Response 1: We sincerely thank for pointing out the need for enhance clarity regarding the experimental setup. We have revised Section 4 (Experiments and Results) to explicitly clarify the nature of our evaluation. As this study focuses on the Proof-of-Concept (PoC) and technical feasibility of the proposed system architecture rather than a clinical user study, our experiments were designed to verify system performance metrics (latency, recognition accuracy, and sensor precision)
Comments 2: Most of the evaluation is done with mannequins. This limitation is accepted and should be stated and discussed. It would be nice to have a quantitative comparison (however concise) to existing XR or AI based CPR training systems to better position the work.
Response 2: We agree with the reviewer that relying solely on mannequins is a limitation. We have explicitly addressed this in the Discussion and Conclusions sections. We clarified that while the system was validated in a controlled environment using a manikin, results may differ in complex, unpredictable clinical settings. We also added that further validation by skilled professional CPR instructors and potential clinical trials are necessary for future practical application. This new section compares our proposed AI-XR system with existing "Sensor-based Systems" and "Conventional XR Systems" across five key dimensions: Physical Feedback, Verbal Evaluation, Tracking Method, Real-time Latency, and Instructor Need. We highlighted that unlike existing systems that focus on either just quantitative metrics or visual immersion, our system provides a comprehensive solution covering biomechanical posture correction and context-aware verbal assessment.
Comments 3: Because training for CPR is safety-critical, how is the reliability and safety of the LLM based verbal feedback?
Response 3: The reviewer raises a crucial point regarding safety. We have reinforced the explanation of our proposed system in Section 4.2 to address reliability. The system does not generate open-ended medical advice but evaluates specific "Keyword Matching" (e.g., CPR, AED) and "Contextual Appropriateness" based on fixed protocols in accordance with Korean CPR certification protocols.

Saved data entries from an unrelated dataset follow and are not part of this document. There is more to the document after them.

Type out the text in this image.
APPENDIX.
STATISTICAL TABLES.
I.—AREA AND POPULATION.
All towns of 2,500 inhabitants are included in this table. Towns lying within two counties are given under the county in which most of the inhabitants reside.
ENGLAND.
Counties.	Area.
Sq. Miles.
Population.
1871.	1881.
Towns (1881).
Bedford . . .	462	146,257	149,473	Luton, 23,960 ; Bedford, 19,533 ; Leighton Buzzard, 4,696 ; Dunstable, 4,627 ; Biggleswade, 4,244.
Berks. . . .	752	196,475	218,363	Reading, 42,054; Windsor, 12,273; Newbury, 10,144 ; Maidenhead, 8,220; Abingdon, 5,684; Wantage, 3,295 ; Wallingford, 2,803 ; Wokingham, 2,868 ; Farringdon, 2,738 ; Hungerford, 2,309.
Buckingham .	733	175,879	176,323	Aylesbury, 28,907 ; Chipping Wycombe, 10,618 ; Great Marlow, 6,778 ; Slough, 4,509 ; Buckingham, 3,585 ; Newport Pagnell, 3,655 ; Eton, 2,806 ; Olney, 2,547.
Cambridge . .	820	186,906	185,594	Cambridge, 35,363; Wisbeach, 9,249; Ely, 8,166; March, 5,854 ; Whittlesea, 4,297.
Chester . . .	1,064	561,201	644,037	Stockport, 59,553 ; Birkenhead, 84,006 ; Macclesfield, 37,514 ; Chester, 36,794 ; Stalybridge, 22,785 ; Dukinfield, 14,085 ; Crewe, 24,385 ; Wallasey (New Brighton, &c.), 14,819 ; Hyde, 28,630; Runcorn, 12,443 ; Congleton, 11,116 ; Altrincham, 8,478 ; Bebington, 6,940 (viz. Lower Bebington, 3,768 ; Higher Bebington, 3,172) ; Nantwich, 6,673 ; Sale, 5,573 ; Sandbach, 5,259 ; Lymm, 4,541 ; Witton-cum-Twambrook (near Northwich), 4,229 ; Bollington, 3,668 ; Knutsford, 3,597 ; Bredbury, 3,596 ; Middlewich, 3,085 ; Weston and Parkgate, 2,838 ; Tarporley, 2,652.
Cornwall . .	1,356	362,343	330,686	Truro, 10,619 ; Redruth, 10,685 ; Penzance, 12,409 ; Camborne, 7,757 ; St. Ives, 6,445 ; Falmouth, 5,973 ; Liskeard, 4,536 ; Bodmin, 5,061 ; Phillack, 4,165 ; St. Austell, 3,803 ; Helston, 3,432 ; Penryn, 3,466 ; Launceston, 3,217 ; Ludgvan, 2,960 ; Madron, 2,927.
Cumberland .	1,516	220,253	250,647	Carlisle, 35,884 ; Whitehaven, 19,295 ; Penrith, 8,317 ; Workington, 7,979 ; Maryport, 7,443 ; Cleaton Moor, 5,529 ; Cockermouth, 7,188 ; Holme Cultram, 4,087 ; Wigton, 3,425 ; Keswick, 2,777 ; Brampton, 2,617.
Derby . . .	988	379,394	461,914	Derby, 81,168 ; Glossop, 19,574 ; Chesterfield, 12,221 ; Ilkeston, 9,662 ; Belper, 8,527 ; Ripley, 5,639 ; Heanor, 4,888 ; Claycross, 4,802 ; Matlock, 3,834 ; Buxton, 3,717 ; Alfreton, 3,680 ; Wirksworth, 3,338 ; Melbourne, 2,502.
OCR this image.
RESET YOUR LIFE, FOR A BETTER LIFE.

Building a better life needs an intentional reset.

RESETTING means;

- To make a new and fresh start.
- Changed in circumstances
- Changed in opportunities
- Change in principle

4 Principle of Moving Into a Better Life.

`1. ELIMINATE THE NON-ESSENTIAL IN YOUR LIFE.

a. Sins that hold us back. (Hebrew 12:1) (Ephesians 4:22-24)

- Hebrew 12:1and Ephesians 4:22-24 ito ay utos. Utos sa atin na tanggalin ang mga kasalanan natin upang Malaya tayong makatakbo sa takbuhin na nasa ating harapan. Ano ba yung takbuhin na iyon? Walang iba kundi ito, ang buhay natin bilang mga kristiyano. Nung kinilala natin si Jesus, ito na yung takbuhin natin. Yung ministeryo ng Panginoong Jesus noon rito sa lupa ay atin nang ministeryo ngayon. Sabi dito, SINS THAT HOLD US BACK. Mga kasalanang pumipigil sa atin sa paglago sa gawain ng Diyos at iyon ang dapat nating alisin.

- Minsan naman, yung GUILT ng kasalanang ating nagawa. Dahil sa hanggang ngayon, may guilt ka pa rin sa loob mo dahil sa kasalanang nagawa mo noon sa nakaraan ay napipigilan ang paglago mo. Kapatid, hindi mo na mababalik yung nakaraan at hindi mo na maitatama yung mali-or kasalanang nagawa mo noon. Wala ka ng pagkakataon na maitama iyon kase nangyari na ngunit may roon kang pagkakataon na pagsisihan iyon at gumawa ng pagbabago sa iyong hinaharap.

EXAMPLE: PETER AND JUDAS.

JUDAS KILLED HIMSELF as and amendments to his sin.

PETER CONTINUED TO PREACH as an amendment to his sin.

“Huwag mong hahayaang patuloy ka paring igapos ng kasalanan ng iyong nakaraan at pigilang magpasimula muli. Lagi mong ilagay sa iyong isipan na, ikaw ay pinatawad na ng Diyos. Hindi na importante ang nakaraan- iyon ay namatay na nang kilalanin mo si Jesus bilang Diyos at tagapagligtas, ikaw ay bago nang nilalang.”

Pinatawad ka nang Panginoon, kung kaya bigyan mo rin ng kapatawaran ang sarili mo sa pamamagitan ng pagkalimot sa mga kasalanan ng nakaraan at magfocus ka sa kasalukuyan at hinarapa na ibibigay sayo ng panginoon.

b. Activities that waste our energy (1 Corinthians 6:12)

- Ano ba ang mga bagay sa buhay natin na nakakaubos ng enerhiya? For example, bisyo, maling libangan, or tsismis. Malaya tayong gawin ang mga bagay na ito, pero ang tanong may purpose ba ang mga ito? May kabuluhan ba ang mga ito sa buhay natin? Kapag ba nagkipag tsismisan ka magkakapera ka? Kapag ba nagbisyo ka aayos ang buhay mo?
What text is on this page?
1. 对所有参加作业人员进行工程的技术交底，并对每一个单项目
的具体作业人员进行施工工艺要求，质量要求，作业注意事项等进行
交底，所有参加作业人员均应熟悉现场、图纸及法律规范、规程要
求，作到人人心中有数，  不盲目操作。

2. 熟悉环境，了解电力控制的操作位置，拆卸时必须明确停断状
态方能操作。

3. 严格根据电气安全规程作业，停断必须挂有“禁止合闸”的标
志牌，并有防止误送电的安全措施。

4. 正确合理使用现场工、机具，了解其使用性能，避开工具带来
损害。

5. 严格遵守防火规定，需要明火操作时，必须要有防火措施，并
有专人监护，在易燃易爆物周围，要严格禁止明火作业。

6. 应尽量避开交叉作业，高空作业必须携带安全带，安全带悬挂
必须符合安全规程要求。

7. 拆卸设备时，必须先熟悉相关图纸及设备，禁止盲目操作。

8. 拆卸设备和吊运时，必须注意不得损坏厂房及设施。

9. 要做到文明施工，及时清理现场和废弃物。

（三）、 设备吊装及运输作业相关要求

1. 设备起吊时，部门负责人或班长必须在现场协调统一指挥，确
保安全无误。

Furthermore, our experimental results show that the GPT-4o model achieved 88% accuracy in this controlled evaluation, confirming its feasibility as an auxiliary CPR training tool.
Comments 4: Figure clarity and language should be improved. In summary, the paper can be accepted with the mentioned minor changes.
Response 4:
We have reviewed and improved the quality of all figures to ensure the system architecture and workflows are clearly visible. Additionally, the entire manuscript has been carefully proofread to improve flow, clarity, and grammatical accuracy.
Round 2
Reviewer 1 Report
Comments and Suggestions for AuthorsThank you very much for the opportunity to review the revised manuscript. The authors have put a great deal of effort into thoroughly revising the manuscript, which could significantly improve the quality of the publication. All of my suggestions have been incorporated or rejected with justification. I recommend that the manuscript be accepted.